Dubbed Foreign Military Support, the program includes not
only Israel but also several other nations – including
Egypt. In the minds of many Americans – and other
people all over the world – the acronym FMS is firmly
associated with ‘aid to Israel’. Thus, support
and opposition to the program is also divided according
to how people feel about Israel. Ostensibly “Jewish”
organisations such as the ADL and the American Jewish Congress
support the FMS program, while groups aligning themselves
against Israel’s policies in the Middle East back
cutting it.
Those first – the people who back FMS due to it’s
ostensible benefit to Israel – would be well-advised
to look at te actual effects the Foreign Military Support
policy has on the Jewish State before they continue denouncing
it’s enemies as nothing more than another brand of
Anti-Semites. The truth of the FMS may be grimmer then they
think.
One who reads the Israeli papers for news of military
contracts and procurements would soon notice that the Israel
Defense Forces have two budgets – the “shekel
budget” and the “dollar budget”, the latter
provided almost entirely by the FMS program. As per the
condition of the program, money of the “dollar budget”
may not be spent except on American products and services.

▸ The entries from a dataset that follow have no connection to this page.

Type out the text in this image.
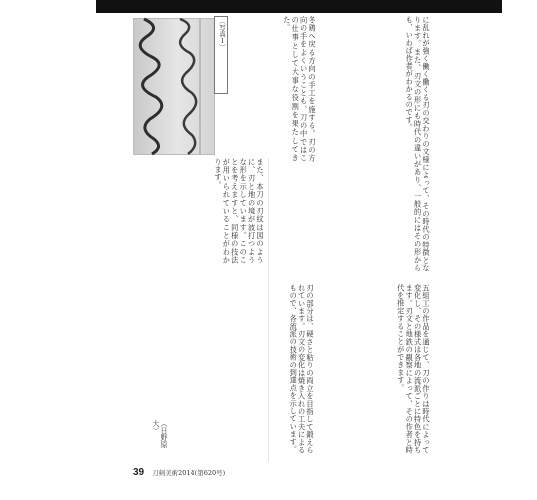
〔写真１〕	に乱れが強く働く働くる刃の交わりの文様によって、その時代の特徴となります。また、刃文の形にも時代の違いがあり、一般的にはその形からも、いわば作者がわかるのです。
冬鶏へ戻る方向の手工を施する。刃の方向の手をよくいうことも、刀の中ではこの仕事として大事な役割を果たしてきた。
また、本刀の刃紋は図のように、刃と地の境が波打つような形を示しています。このことを考えますと、同様の技法が用いられていることがわかります。
五組工の作品を通じて、刀の作りは時代によって変化し、その様式は各地の流派ごとに特色を持ちます。刃文と地鉄の観察によって、その作者と時代を推定することができます。
刃の部分は、硬さと粘りの両立を目指して鍛えられています。刃文の変化は焼き入れの工夫によるもので、各流派の技術の到達点を示しています。
（日野原 大）
39 刀剣美術2014(第620号)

As such, the FMS constitutes a program of aid to American
business – one that is by definition harmful to Israeli
business. In the last two decades, Israeli businesses have
moved small arms manufacturing, shoe-making, and other military
support industrial capabilities out to the United States,
in order to benefit from the program – creating jobs
in America, killing jobs in Israel.
What’s more, the American aid program enables the
United States government to put pressure on Israel during
peace negotiations, forcing the Jewish State to agree with
more compromise than Israeli leaders would otherwise be
ready to accept. Ever since the Camp David negotiations
(some say since Oslo), withdrawal of the FMS has always
been the Damocles sword of Middle-East negotiations, whether
overtly mentioned or covertly implied.
This in itself would of course be enough, but it is not
all. More and more, Israel’s benefactors from across
the Atlantic seem to believe they may not only use the aid
program as leverage over such things as the treaties Israel
signs with the Palestinians, but also as a method to manipulate
Israel’s military purchases made from Israel’s
own money – for example, pressuring the IDF to choose
American-manufactured automobiles for officer transport
over the previously mainstay Renault Megane cars –
despite the fact the larger American cars mean more budget
expenditures on fuel in the long run.
Those different measures would perhaps be tolerable if
FMS was indeed as key component in Israel’s continued
survival as an independent state. This, in itself, is a
concept that bears evaluating. FMS was started in a time
where a concerted attack on Israel by the Muslim world was
a very serious threat indeed. In such a scenario, Israel
would have needed every resource it could get it’s
hands on. Indeed, in 1973, it was only the American airlift
that saved the nation from certain doom. Today, this scenario
is no longer realistic. Egypt and Jordan have peace treaties
with Israel. Iraq is not a veritable military threat. Only
Syria’s mottled military remains – and it is
not likely that a nation that lets Israeli F-16’s
bomb targets in it’s territory willy-nilly is a serious
conventional threat to anybody at all. In short, Israel
is not likely to be engaging in high-scale, resource-intensive
defemsove conventional conflict in the near future. What,
then, is the role of FMS in the modern world?